[Mailman-Users] Mailman + Exim + strange headers

Stephen J. Turnbull stephen at xemacs.org
Wed May 21 08:40:24 CEST 2014


Natu writes:

 > When I had the problem, in addition to signing outbound messages, I
 > also increased the level of spam control.  In particular I have a
 > small number of users that forward their mail to gmail, and gmail
 > was blocking us because of the spam that was getting forwarded.  I
 > suspect that it may only have effected the forwarded email from
 > those accounts.  I also made efforts to increase spam detected and
 > thus reduced the amount of forwarded spam.

It sometimes happens that there is a way past a host's inbound
filters.  This shouldn't happen, of course, so when running mailing
lists you want to filter on the way in.

But it might be an "amusing" test to hook up the spam checker to the
*outgoing* MTA -- if it catches anything on the way out, then you have
a backdoor into your MTA somewhere.  For example, I trusted my
secondary MXes to filter (in fact the evidence suggests their
filtering was better than mine), until one day the spamchecker at one
of them fell over, and they continued to forward mail addressed to us
-- *including* the spam.

I happened to be online when it happened, or shortly after, so only a
few hundred (!) got through, mostly to invalid addresses (thank
heavens for really stupid spammers! at least that time :-).  It turned
out that *for me* there was no degradation of service when I stopped
whitelisting that MX, and I ended up just checking *all* mail always
regardless of my trust in the MX.  But YMMV, be careful -- spam
checking is resource intensive!

Also, if you're an ESP and your users keep their addressbooks on
Windows machines, you probably should be filtering outbound anyway.
In that case it's probably a good idea to keep your lists on a
separate IP from your other users, which allows you to filter only on
the way in (much more efficient).

 > With Yahoo, I was also getting complaints that I was sending them spam
 > (i.e. rejected mail from their smtp server).  I registered with yahoo's
 > complaint feedback loop, where they claim they will forward to you (the
 > registered Mail administrator for the domain) any email they receive
 > from your domain that they think is spam or that their users have
 > flagged as spam.  After I both turned on dkim and registered, I never
 > got a single complaint from them.

Cool!  Nice to hear that actually works (we've heard complaints here
about Yahoo!s responsiveness in the past).
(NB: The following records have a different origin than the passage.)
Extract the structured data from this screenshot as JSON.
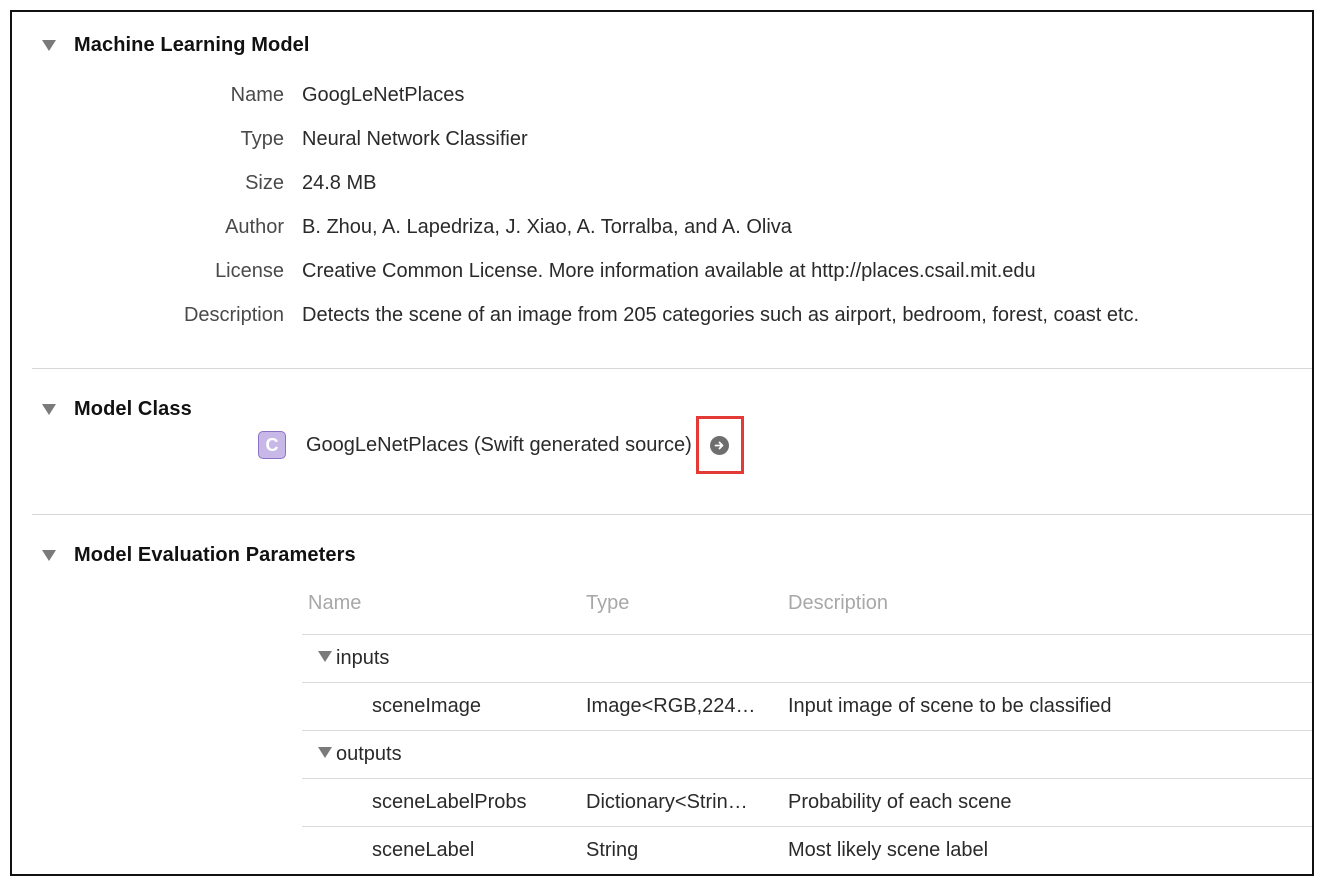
{
  "sections": {
    "ml_model": {
      "title": "Machine Learning Model",
      "fields": [
        {
          "label": "Name",
          "value": "GoogLeNetPlaces"
        },
        {
          "label": "Type",
          "value": "Neural Network Classifier"
        },
        {
          "label": "Size",
          "value": "24.8 MB"
        },
        {
          "label": "Author",
          "value": "B. Zhou, A. Lapedriza, J. Xiao, A. Torralba, and A. Oliva"
        },
        {
          "label": "License",
          "value": "Creative Common License. More information available at http://places.csail.mit.edu"
        },
        {
          "label": "Description",
          "value": "Detects the scene of an image from 205 categories such as airport, bedroom, forest, coast etc."
        }
      ]
    },
    "model_class": {
      "title": "Model Class",
      "class_icon_letter": "C",
      "class_name": "GoogLeNetPlaces (Swift generated source)",
      "jump_icon": "arrow-circle-right-icon",
      "highlight_color": "#e43a35"
    },
    "evaluation": {
      "title": "Model Evaluation Parameters",
      "columns": [
        "Name",
        "Type",
        "Description"
      ],
      "rows": [
        {
          "kind": "group",
          "name": "inputs"
        },
        {
          "kind": "param",
          "name": "sceneImage",
          "type": "Image<RGB,224…",
          "description": "Input image of scene to be classified"
        },
        {
          "kind": "group",
          "name": "outputs"
        },
        {
          "kind": "param",
          "name": "sceneLabelProbs",
          "type": "Dictionary<Strin…",
          "description": "Probability of each scene"
        },
        {
          "kind": "param",
          "name": "sceneLabel",
          "type": "String",
          "description": "Most likely scene label"
        }
      ]
    }
  }
}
 > One other thing that might cause problems with the freemail providers is
 > as follows:  If mailman sends a large number of messages to a freemail
 > provider that are almost the same, i.e. the exact same email, but
 > addressed to many different recipient, then they might think your are
 > sending bulk unsolicited mail.  Having your mailing list mail test
 > positive in DCC is probably a good indication that this is happening.  
 > There may be an option in mailman to ensure that outbound messages from
 > a single post don't all look identical.  If so, you could try turning
 > that on.

The option is "personalization".  Many lists use it so the user gets a
direct URL to their personal config page in the footer.

For the big ESPs like Yahoo!, just registering with their feedback
loop or bulk mailer list often helps here, too.  It may be worth
experimenting with that, because turning on personalization may be a
serious resource drain if you have hundreds of subscribers at one
domain.

 > Also, if you are dealing with lists that send high volumes of email to
 > gmail, destination specific metering of your outbound mail, as well as
 > adjusting the number of recipients in a single smtp transmission may
 > help.  If you are running postfix, discussions about how to implement
 > this can be found in the postfix archives.

All good advice!  Thank you for an excellent summary!